Throwing Exceptions vs Response with >=400 codes

This is a design philosophy question, so I know that there is no right answer per se, but I was hoping to get a feeling of the community.

When it comes to handling non-successful requests, there are a few ways of handling what gets returned. The documents seem to be steering developers to throwing exceptions which Zend\Stratigility\Middleware\ErrorHandler can then catch and process. This seems to be very straight forward, and a nice way to indicate in code that something has gone wrong and to short-circuit the pipeline. I’ve built my program this way and it works for my code very well. I can log at various levels based off the Exception code with a listener attached to ErrorHandler, etc.

However, when you look at much of the code in the Expressing and Stratigility libraries, there looks to be more of an emphasis of generating a Response object with a code instead of throwing an exception.


if ($result->isMethodFailure()) {
    return $this->responsePrototype->withStatus(StatusCode::STATUS_METHOD_NOT_ALLOWED)
        ->withHeader('Allow', implode(',', $result->getAllowedMethods()));

I can see a case here where it’s part of the HTTP spec to return the Allowed methods, but this means that not only do I need to handle thrown exceptions, but need to check the response code to know if I have a good response or not.
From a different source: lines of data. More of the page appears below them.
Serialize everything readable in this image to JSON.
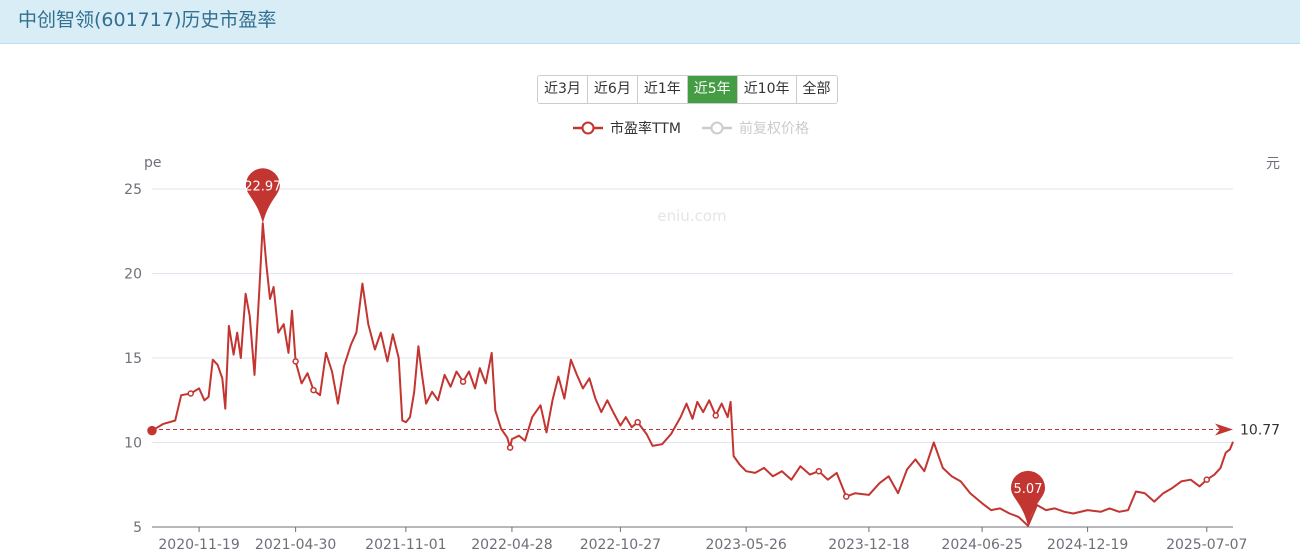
{
  "header": {
    "title": "中创智领(601717)历史市盈率"
  },
  "range_buttons": [
    {
      "label": "近3月",
      "active": false
    },
    {
      "label": "近6月",
      "active": false
    },
    {
      "label": "近1年",
      "active": false
    },
    {
      "label": "近5年",
      "active": true
    },
    {
      "label": "近10年",
      "active": false
    },
    {
      "label": "全部",
      "active": false
    }
  ],
  "legend": [
    {
      "name": "市盈率TTM",
      "active": true
    },
    {
      "name": "前复权价格",
      "active": false
    }
  ],
  "watermark": "eniu.com",
  "colors": {
    "series": "#c23531",
    "inactive": "#cccccc",
    "active_button": "#449d44",
    "header_bg": "#d9edf7",
    "title": "#31708f"
  },
  "chart_data": {
    "type": "line",
    "ylabel": "pe",
    "y2label": "元",
    "ylim": [
      5,
      25
    ],
    "yticks": [
      5,
      10,
      15,
      20,
      25
    ],
    "xlim": [
      "2020-09-01",
      "2025-08-20"
    ],
    "xticks": [
      "2020-11-19",
      "2021-04-30",
      "2021-11-01",
      "2022-04-28",
      "2022-10-27",
      "2023-05-26",
      "2023-12-18",
      "2024-06-25",
      "2024-12-19",
      "2025-07-07"
    ],
    "grid": true,
    "legend_position": "top-center",
    "series": [
      {
        "name": "市盈率TTM",
        "points": [
          [
            "2020-09-01",
            10.7
          ],
          [
            "2020-09-20",
            11.1
          ],
          [
            "2020-10-10",
            11.3
          ],
          [
            "2020-10-20",
            12.8
          ],
          [
            "2020-11-05",
            12.9
          ],
          [
            "2020-11-19",
            13.2
          ],
          [
            "2020-11-28",
            12.5
          ],
          [
            "2020-12-05",
            12.7
          ],
          [
            "2020-12-12",
            14.9
          ],
          [
            "2020-12-20",
            14.6
          ],
          [
            "2020-12-28",
            13.8
          ],
          [
            "2021-01-02",
            12.0
          ],
          [
            "2021-01-08",
            16.9
          ],
          [
            "2021-01-16",
            15.2
          ],
          [
            "2021-01-22",
            16.5
          ],
          [
            "2021-01-28",
            15.0
          ],
          [
            "2021-02-05",
            18.8
          ],
          [
            "2021-02-12",
            17.5
          ],
          [
            "2021-02-20",
            14.0
          ],
          [
            "2021-02-28",
            19.0
          ],
          [
            "2021-03-06",
            22.97
          ],
          [
            "2021-03-12",
            20.5
          ],
          [
            "2021-03-18",
            18.5
          ],
          [
            "2021-03-24",
            19.2
          ],
          [
            "2021-04-01",
            16.5
          ],
          [
            "2021-04-10",
            17.0
          ],
          [
            "2021-04-18",
            15.3
          ],
          [
            "2021-04-24",
            17.8
          ],
          [
            "2021-04-30",
            14.8
          ],
          [
            "2021-05-10",
            13.5
          ],
          [
            "2021-05-20",
            14.1
          ],
          [
            "2021-05-30",
            13.1
          ],
          [
            "2021-06-10",
            12.8
          ],
          [
            "2021-06-20",
            15.3
          ],
          [
            "2021-06-30",
            14.2
          ],
          [
            "2021-07-10",
            12.3
          ],
          [
            "2021-07-20",
            14.5
          ],
          [
            "2021-08-01",
            15.8
          ],
          [
            "2021-08-10",
            16.5
          ],
          [
            "2021-08-20",
            19.4
          ],
          [
            "2021-08-30",
            17.0
          ],
          [
            "2021-09-10",
            15.5
          ],
          [
            "2021-09-20",
            16.5
          ],
          [
            "2021-10-01",
            14.8
          ],
          [
            "2021-10-10",
            16.4
          ],
          [
            "2021-10-20",
            15.0
          ],
          [
            "2021-10-26",
            11.3
          ],
          [
            "2021-11-01",
            11.2
          ],
          [
            "2021-11-08",
            11.5
          ],
          [
            "2021-11-15",
            13.0
          ],
          [
            "2021-11-22",
            15.7
          ],
          [
            "2021-11-28",
            14.0
          ],
          [
            "2021-12-05",
            12.3
          ],
          [
            "2021-12-15",
            13.0
          ],
          [
            "2021-12-25",
            12.5
          ],
          [
            "2022-01-05",
            14.0
          ],
          [
            "2022-01-15",
            13.3
          ],
          [
            "2022-01-25",
            14.2
          ],
          [
            "2022-02-05",
            13.6
          ],
          [
            "2022-02-15",
            14.2
          ],
          [
            "2022-02-25",
            13.2
          ],
          [
            "2022-03-05",
            14.4
          ],
          [
            "2022-03-15",
            13.5
          ],
          [
            "2022-03-25",
            15.3
          ],
          [
            "2022-03-31",
            11.9
          ],
          [
            "2022-04-10",
            10.8
          ],
          [
            "2022-04-20",
            10.3
          ],
          [
            "2022-04-25",
            9.7
          ],
          [
            "2022-04-28",
            10.2
          ],
          [
            "2022-05-10",
            10.4
          ],
          [
            "2022-05-20",
            10.1
          ],
          [
            "2022-06-01",
            11.5
          ],
          [
            "2022-06-15",
            12.2
          ],
          [
            "2022-06-25",
            10.6
          ],
          [
            "2022-07-05",
            12.5
          ],
          [
            "2022-07-15",
            13.9
          ],
          [
            "2022-07-25",
            12.6
          ],
          [
            "2022-08-05",
            14.9
          ],
          [
            "2022-08-15",
            14.0
          ],
          [
            "2022-08-25",
            13.2
          ],
          [
            "2022-09-05",
            13.8
          ],
          [
            "2022-09-15",
            12.6
          ],
          [
            "2022-09-25",
            11.8
          ],
          [
            "2022-10-05",
            12.5
          ],
          [
            "2022-10-15",
            11.8
          ],
          [
            "2022-10-27",
            11.0
          ],
          [
            "2022-11-05",
            11.5
          ],
          [
            "2022-11-15",
            10.9
          ],
          [
            "2022-11-25",
            11.2
          ],
          [
            "2022-12-10",
            10.5
          ],
          [
            "2022-12-20",
            9.8
          ],
          [
            "2023-01-05",
            9.9
          ],
          [
            "2023-01-20",
            10.5
          ],
          [
            "2023-02-05",
            11.5
          ],
          [
            "2023-02-15",
            12.3
          ],
          [
            "2023-02-25",
            11.4
          ],
          [
            "2023-03-05",
            12.4
          ],
          [
            "2023-03-15",
            11.8
          ],
          [
            "2023-03-25",
            12.5
          ],
          [
            "2023-04-05",
            11.6
          ],
          [
            "2023-04-15",
            12.3
          ],
          [
            "2023-04-25",
            11.5
          ],
          [
            "2023-04-30",
            12.4
          ],
          [
            "2023-05-05",
            9.2
          ],
          [
            "2023-05-15",
            8.7
          ],
          [
            "2023-05-26",
            8.3
          ],
          [
            "2023-06-10",
            8.2
          ],
          [
            "2023-06-25",
            8.5
          ],
          [
            "2023-07-10",
            8.0
          ],
          [
            "2023-07-25",
            8.3
          ],
          [
            "2023-08-10",
            7.8
          ],
          [
            "2023-08-25",
            8.6
          ],
          [
            "2023-09-10",
            8.1
          ],
          [
            "2023-09-25",
            8.3
          ],
          [
            "2023-10-10",
            7.8
          ],
          [
            "2023-10-25",
            8.2
          ],
          [
            "2023-11-10",
            6.8
          ],
          [
            "2023-11-25",
            7.0
          ],
          [
            "2023-12-18",
            6.9
          ],
          [
            "2024-01-05",
            7.6
          ],
          [
            "2024-01-20",
            8.0
          ],
          [
            "2024-02-05",
            7.0
          ],
          [
            "2024-02-20",
            8.4
          ],
          [
            "2024-03-05",
            9.0
          ],
          [
            "2024-03-20",
            8.3
          ],
          [
            "2024-04-05",
            10.0
          ],
          [
            "2024-04-20",
            8.5
          ],
          [
            "2024-05-05",
            8.0
          ],
          [
            "2024-05-20",
            7.7
          ],
          [
            "2024-06-05",
            7.0
          ],
          [
            "2024-06-25",
            6.4
          ],
          [
            "2024-07-10",
            6.0
          ],
          [
            "2024-07-25",
            6.1
          ],
          [
            "2024-08-10",
            5.8
          ],
          [
            "2024-08-25",
            5.6
          ],
          [
            "2024-09-10",
            5.07
          ],
          [
            "2024-09-25",
            6.3
          ],
          [
            "2024-10-10",
            6.0
          ],
          [
            "2024-10-25",
            6.1
          ],
          [
            "2024-11-10",
            5.9
          ],
          [
            "2024-11-25",
            5.8
          ],
          [
            "2024-12-19",
            6.0
          ],
          [
            "2025-01-10",
            5.9
          ],
          [
            "2025-01-25",
            6.1
          ],
          [
            "2025-02-10",
            5.9
          ],
          [
            "2025-02-25",
            6.0
          ],
          [
            "2025-03-10",
            7.1
          ],
          [
            "2025-03-25",
            7.0
          ],
          [
            "2025-04-10",
            6.5
          ],
          [
            "2025-04-25",
            7.0
          ],
          [
            "2025-05-10",
            7.3
          ],
          [
            "2025-05-25",
            7.7
          ],
          [
            "2025-06-10",
            7.8
          ],
          [
            "2025-06-25",
            7.4
          ],
          [
            "2025-07-07",
            7.8
          ],
          [
            "2025-07-20",
            8.1
          ],
          [
            "2025-07-30",
            8.5
          ],
          [
            "2025-08-08",
            9.4
          ],
          [
            "2025-08-15",
            9.6
          ],
          [
            "2025-08-20",
            10.05
          ]
        ]
      }
    ],
    "markers": [
      {
        "type": "max",
        "label": "22.97",
        "x": "2021-03-06",
        "y": 22.97
      },
      {
        "type": "min",
        "label": "5.07",
        "x": "2024-09-10",
        "y": 5.07
      }
    ],
    "reference_line": {
      "label": "10.77",
      "value": 10.77
    }
  }
}
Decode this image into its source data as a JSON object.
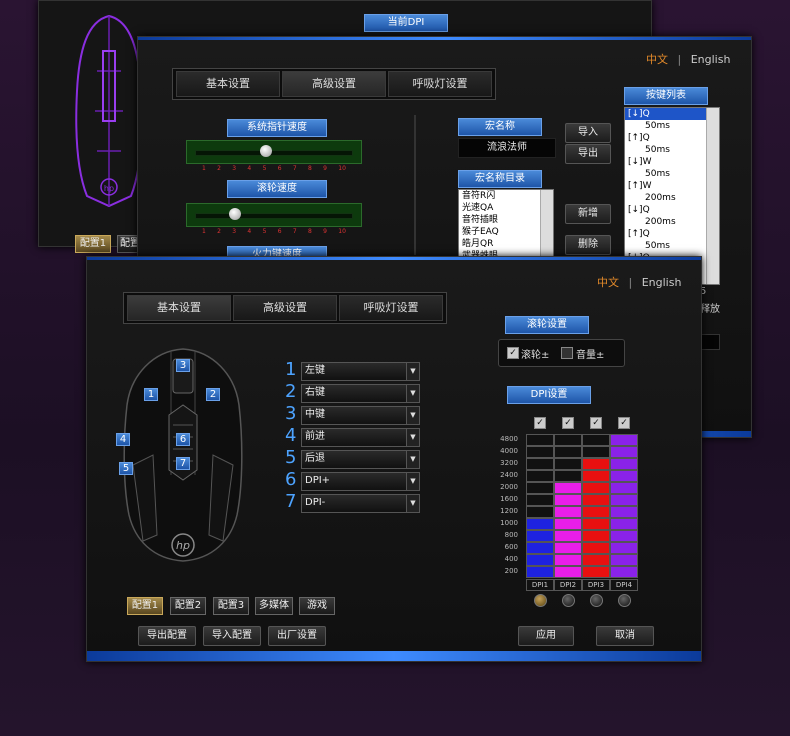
{
  "back_window": {
    "top_label": "当前DPI",
    "lang_zh": "中文",
    "lang_sep": "|",
    "lang_en": "English",
    "tabs": [
      "基本设置",
      "高级设置",
      "呼吸灯设置"
    ],
    "sliders": [
      {
        "label": "系统指针速度",
        "value": 5
      },
      {
        "label": "滚轮速度",
        "value": 3
      },
      {
        "label": "火力键速度"
      }
    ],
    "ticks": [
      "1",
      "2",
      "3",
      "4",
      "5",
      "6",
      "7",
      "8",
      "9",
      "10"
    ],
    "macro_name_label": "宏名称",
    "macro_name_value": "流浪法师",
    "macro_list_label": "宏名称目录",
    "macro_list": [
      "音符R闪",
      "光速QA",
      "音符插眼",
      "猴子EAQ",
      "皓月QR",
      "武器蛛眼"
    ],
    "import_btn": "导入",
    "export_btn": "导出",
    "new_btn": "新增",
    "delete_btn": "删除",
    "key_list_label": "按键列表",
    "key_list": [
      "[↓]Q",
      "50ms",
      "[↑]Q",
      "50ms",
      "[↓]W",
      "50ms",
      "[↑]W",
      "200ms",
      "[↓]Q",
      "200ms",
      "[↑]Q",
      "50ms",
      "[↓]Q"
    ],
    "partial_text_1": "5",
    "partial_text_2": "释放",
    "config_tabs": [
      "配置1",
      "配置"
    ]
  },
  "front_window": {
    "lang_zh": "中文",
    "lang_sep": "|",
    "lang_en": "English",
    "tabs": [
      "基本设置",
      "高级设置",
      "呼吸灯设置"
    ],
    "mouse_labels": [
      "1",
      "2",
      "3",
      "4",
      "5",
      "6",
      "7"
    ],
    "hp_logo": "hp",
    "key_rows": [
      {
        "num": "1",
        "value": "左键"
      },
      {
        "num": "2",
        "value": "右键"
      },
      {
        "num": "3",
        "value": "中键"
      },
      {
        "num": "4",
        "value": "前进"
      },
      {
        "num": "5",
        "value": "后退"
      },
      {
        "num": "6",
        "value": "DPI+"
      },
      {
        "num": "7",
        "value": "DPI-"
      }
    ],
    "wheel_title": "滚轮设置",
    "wheel_opt1": "滚轮±",
    "wheel_opt2": "音量±",
    "dpi_title": "DPI设置",
    "dpi_y_labels": [
      "4800",
      "4000",
      "3200",
      "2400",
      "2000",
      "1600",
      "1200",
      "1000",
      "800",
      "600",
      "400",
      "200"
    ],
    "dpi_x_labels": [
      "DPI1",
      "DPI2",
      "DPI3",
      "DPI4"
    ],
    "dpi_colors": [
      "#1e22e0",
      "#e81ee8",
      "#e81010",
      "#8a22e8"
    ],
    "dpi_selected_index": 0,
    "config_buttons": [
      "配置1",
      "配置2",
      "配置3",
      "多媒体",
      "游戏"
    ],
    "export_config": "导出配置",
    "import_config": "导入配置",
    "factory_reset": "出厂设置",
    "apply": "应用",
    "cancel": "取消"
  },
  "chart_data": {
    "type": "bar",
    "categories": [
      "DPI1",
      "DPI2",
      "DPI3",
      "DPI4"
    ],
    "y_ticks": [
      "200",
      "400",
      "600",
      "800",
      "1000",
      "1200",
      "1600",
      "2000",
      "2400",
      "3200",
      "4000",
      "4800"
    ],
    "values": [
      1000,
      2000,
      3200,
      4800
    ],
    "enabled": [
      true,
      true,
      true,
      true
    ]
  }
}
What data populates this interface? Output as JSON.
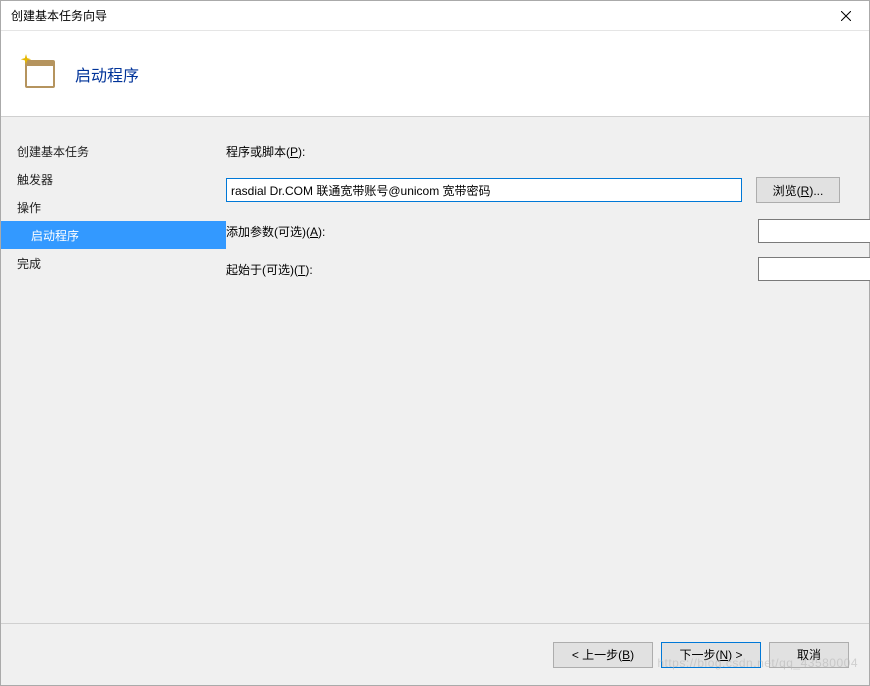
{
  "window": {
    "title": "创建基本任务向导"
  },
  "header": {
    "title": "启动程序"
  },
  "sidebar": {
    "items": [
      {
        "label": "创建基本任务",
        "selected": false,
        "sub": false
      },
      {
        "label": "触发器",
        "selected": false,
        "sub": false
      },
      {
        "label": "操作",
        "selected": false,
        "sub": false
      },
      {
        "label": "启动程序",
        "selected": true,
        "sub": true
      },
      {
        "label": "完成",
        "selected": false,
        "sub": false
      }
    ]
  },
  "main": {
    "program_label": "程序或脚本(",
    "program_hotkey": "P",
    "program_label_end": "):",
    "program_value": "rasdial Dr.COM 联通宽带账号@unicom 宽带密码",
    "browse_label": "浏览(",
    "browse_hotkey": "R",
    "browse_label_end": ")...",
    "args_label": "添加参数(可选)(",
    "args_hotkey": "A",
    "args_label_end": "):",
    "args_value": "",
    "startin_label": "起始于(可选)(",
    "startin_hotkey": "T",
    "startin_label_end": "):",
    "startin_value": ""
  },
  "footer": {
    "back": "< 上一步(",
    "back_hotkey": "B",
    "back_end": ")",
    "next": "下一步(",
    "next_hotkey": "N",
    "next_end": ") >",
    "cancel": "取消"
  },
  "watermark": "https://blog.csdn.net/qq_43580004"
}
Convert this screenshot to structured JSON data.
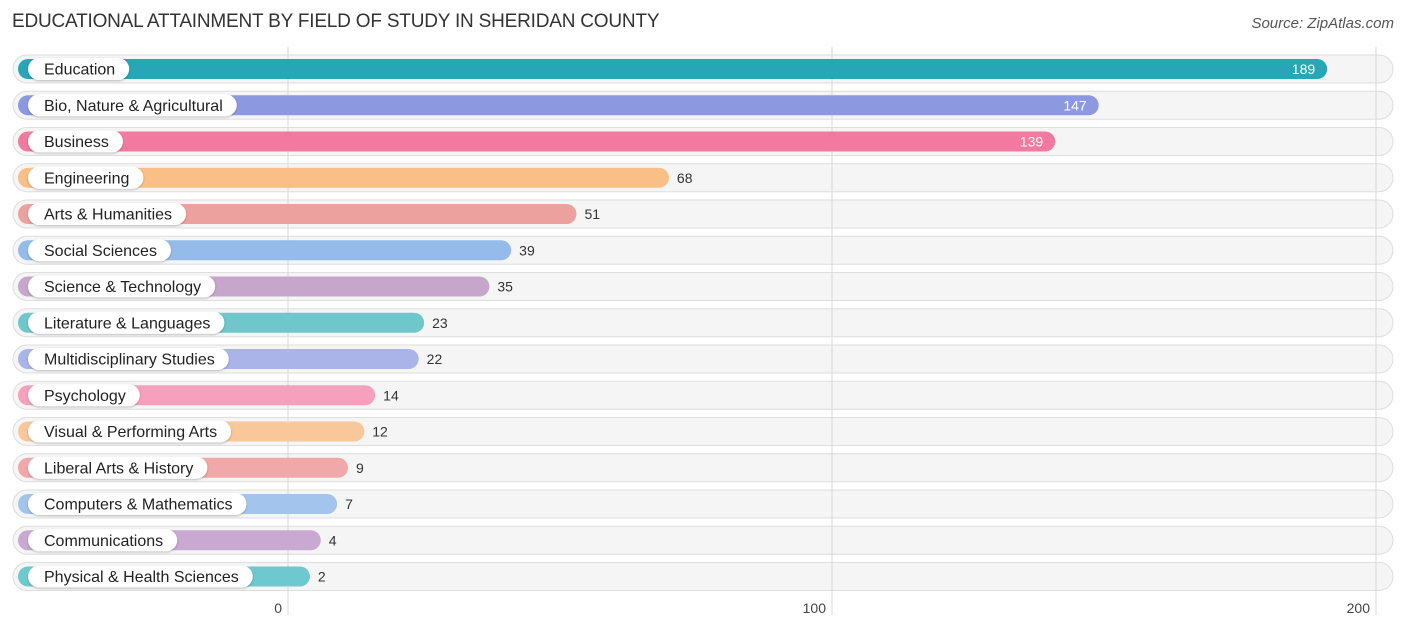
{
  "header": {
    "title": "EDUCATIONAL ATTAINMENT BY FIELD OF STUDY IN SHERIDAN COUNTY",
    "source": "Source: ZipAtlas.com"
  },
  "chart_data": {
    "type": "bar",
    "orientation": "horizontal",
    "title": "EDUCATIONAL ATTAINMENT BY FIELD OF STUDY IN SHERIDAN COUNTY",
    "xlabel": "",
    "ylabel": "",
    "xlim": [
      0,
      200
    ],
    "xticks": [
      0,
      100,
      200
    ],
    "grid": true,
    "categories": [
      "Education",
      "Bio, Nature & Agricultural",
      "Business",
      "Engineering",
      "Arts & Humanities",
      "Social Sciences",
      "Science & Technology",
      "Literature & Languages",
      "Multidisciplinary Studies",
      "Psychology",
      "Visual & Performing Arts",
      "Liberal Arts & History",
      "Computers & Mathematics",
      "Communications",
      "Physical & Health Sciences"
    ],
    "values": [
      189,
      147,
      139,
      68,
      51,
      39,
      35,
      23,
      22,
      14,
      12,
      9,
      7,
      4,
      2
    ],
    "colors": [
      "#27a6b5",
      "#8c99e0",
      "#f27aa0",
      "#f9bf87",
      "#eda19e",
      "#94bbe9",
      "#c7a6cc",
      "#6fc7cc",
      "#abb4e8",
      "#f7a0bd",
      "#f9c89a",
      "#f0a8a8",
      "#a3c4ec",
      "#c9a9d1",
      "#6ec8cf"
    ],
    "value_label_inside": [
      true,
      true,
      true,
      false,
      false,
      false,
      false,
      false,
      false,
      false,
      false,
      false,
      false,
      false,
      false
    ]
  }
}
There is also the case that Zend\Expressive\Application::emitMarshalServerRequestException() doesn’t check to see if there is a Zend\Stratigility\Middleware\ErrorHandler::class declared - it skips directly to using the generator, so listeners I’ve attached to ErrorHandler never get called. @matthew I think you may have addressed this before on some ticket somewhere, but I can’t find it.

What I’m getting at is that there appears to be multiple ways and processes for handling non-successful requests: Throwables that will be handled via some sort of ErrorHandler (per docs and Stratagility classes); Return a Response object with appropriate code (RouteMiddleware); Throw the exception directly to an ErrorGenerator (emitMarshalServerRequestException()).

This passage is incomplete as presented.